Defining desired genetic gains for rainbow trout breeding objective using analytic hierarchy process

Distributing animals from a single breeding program to a global market may not satisfy all producers, as they may differ in market objectives and farming environments. Analytic hierarchy process (AHP) is used to estimate preferences, which can be aggregated to consensus preference values using weighted goal programming (WGP). The aim of this study was to use an AHP-WGP based approach to derive desired genetic gains for rainbow trout breeding and to study whether breeding trait preferences vary depending on commercial products and farming environments. Two questionnaires were sent out. Questionnaire-A (Q-A) was distributed to 178 farmers from 5 continents and used to collect information on commercial products and farming environments. In this questionnaire, farmers were asked to rank the 6 most important traits for genetic improvement from a list of 13 traits. Questionnaire B (Q-B) was sent to all farmers who responded to Q-A (53 in total). For Q-B, preferences of the 6 traits were obtained using pairwise comparison. Preference intensity was given to quantify (in % of a trait mean; G%) the degree to which 1 trait is preferred over the other. Individual preferences, social preferences, and consensus preferences (Con-P) were estimated using AHP and WGP. Desired gains were constructed by multiplying Con-P by G%. The analysis revealed that the 6 most important traits were thermal growth coefficient (TGC), survival (Surv), feed conversion ratio (FCR), condition factor (CF), fillet percentage (FIL%), and late maturation (LMat).

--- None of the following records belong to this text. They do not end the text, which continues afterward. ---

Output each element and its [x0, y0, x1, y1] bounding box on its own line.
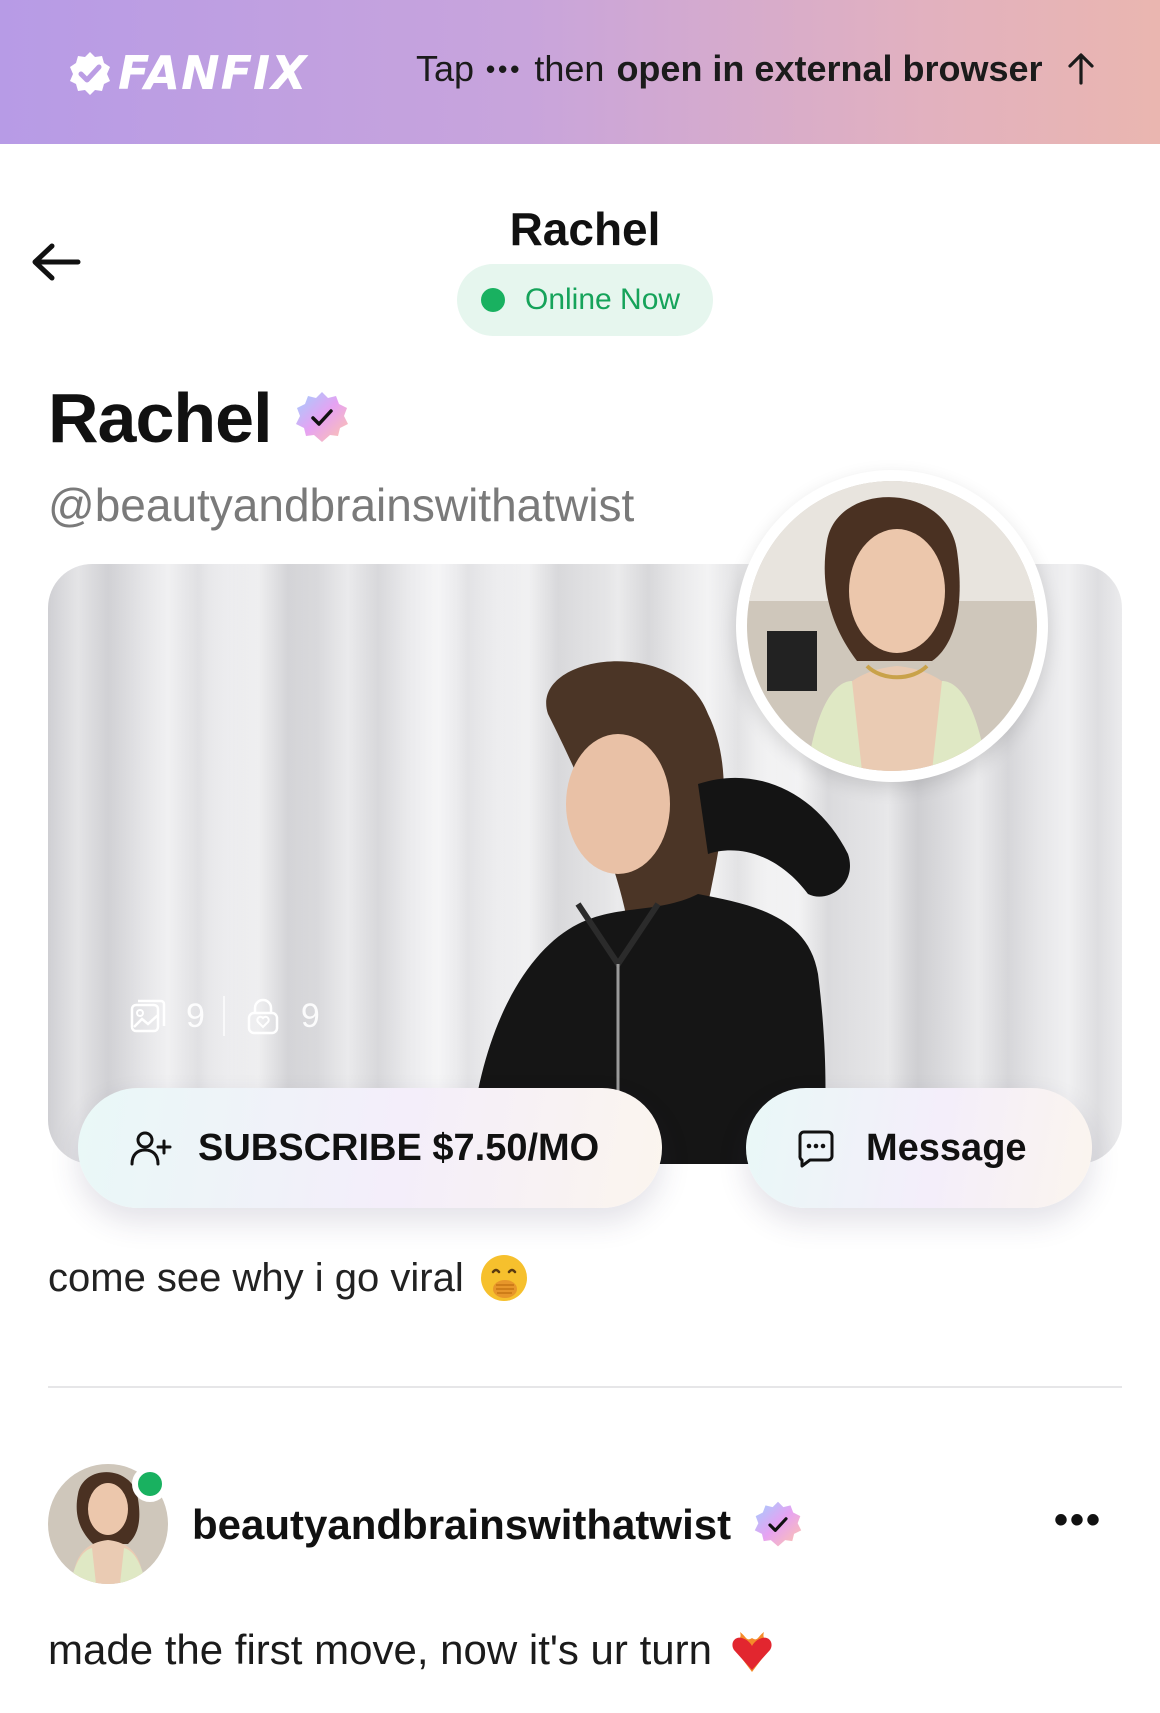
- gallery-icon: [130, 999, 166, 1033]
- content-stats: 9 9: [128, 996, 320, 1036]
- profile-handle: @beautyandbrainswithatwist: [48, 479, 635, 531]
- more-options-button[interactable]: •••: [1050, 1500, 1106, 1540]
- banner-instruction-bold: open in external browser: [616, 48, 1043, 89]
- lock-icon: [247, 998, 279, 1035]
- page-title: Rachel: [509, 203, 661, 255]
- online-status-text: Online Now: [525, 283, 681, 316]
- post-online-indicator: [132, 1466, 168, 1502]
- online-status-badge: Online Now: [457, 264, 713, 336]
- avatar-photo: [747, 481, 1037, 771]
- profile-bio: come see why i go viral: [48, 1252, 530, 1304]
- post-author[interactable]: beautyandbrainswithatwist: [192, 1500, 803, 1550]
- online-dot-icon: [481, 288, 505, 312]
- stats-divider: [222, 996, 225, 1036]
- logo-wordmark: FANFIX: [118, 46, 308, 100]
- arrow-up-icon: [1067, 53, 1094, 85]
- add-user-icon: [130, 1131, 172, 1166]
- hand-over-mouth-emoji-icon: [480, 1255, 527, 1301]
- chat-bubble-icon: [798, 1130, 834, 1168]
- post-username[interactable]: beautyandbrainswithatwist: [192, 1501, 731, 1549]
- verified-badge-icon: [754, 1501, 802, 1547]
- subscribe-label: SUBSCRIBE $7.50/MO: [198, 1126, 600, 1169]
- media-count: 9: [186, 996, 205, 1035]
- post-caption: made the first move, now it's ur turn: [48, 1624, 778, 1676]
- section-divider: [48, 1386, 1122, 1388]
- heart-on-fire-emoji-icon: [732, 1632, 772, 1672]
- bio-text: come see why i go viral: [48, 1255, 464, 1300]
- profile-avatar[interactable]: [736, 470, 1048, 782]
- open-in-browser-banner: FANFIX Tap ••• then open in external bro…: [0, 0, 1160, 144]
- subscribe-button[interactable]: SUBSCRIBE $7.50/MO: [78, 1088, 662, 1208]
- banner-dots: •••: [486, 53, 523, 84]
- banner-instruction: Tap ••• then open in external browser: [416, 48, 1099, 90]
- fanfix-logo: FANFIX: [66, 46, 308, 100]
- banner-then-text: then: [534, 48, 605, 89]
- profile-name: Rachel: [48, 378, 350, 458]
- locked-count: 9: [300, 996, 320, 1035]
- message-button[interactable]: Message: [746, 1088, 1092, 1208]
- message-label: Message: [866, 1126, 1027, 1169]
- logo-badge-icon: [70, 52, 110, 95]
- verified-badge-icon: [295, 392, 348, 442]
- post-caption-text: made the first move, now it's ur turn: [48, 1626, 712, 1673]
- banner-tap-text: Tap: [416, 48, 475, 89]
- profile-name-text: Rachel: [48, 379, 273, 457]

Ranking of traits based on average Con-P values were Surv (0.271), FCR (0.246), TGC (0.246), LMat (0.090), FIL% (0.081), and CF (0.067). Corresponding desired genetic gains (in % of trait mean) were 1.63, 1.87, 1.67, 1.29, 0.06, and 0.33%, respectively. The results from Con-P values show that trait preferences may vary for different types of commercial production or farming environments. This study demonstrated that combination of AHP and WGP can be used to derive desired gains for a breeding program and to quantify differences due to variations market demand or production environment.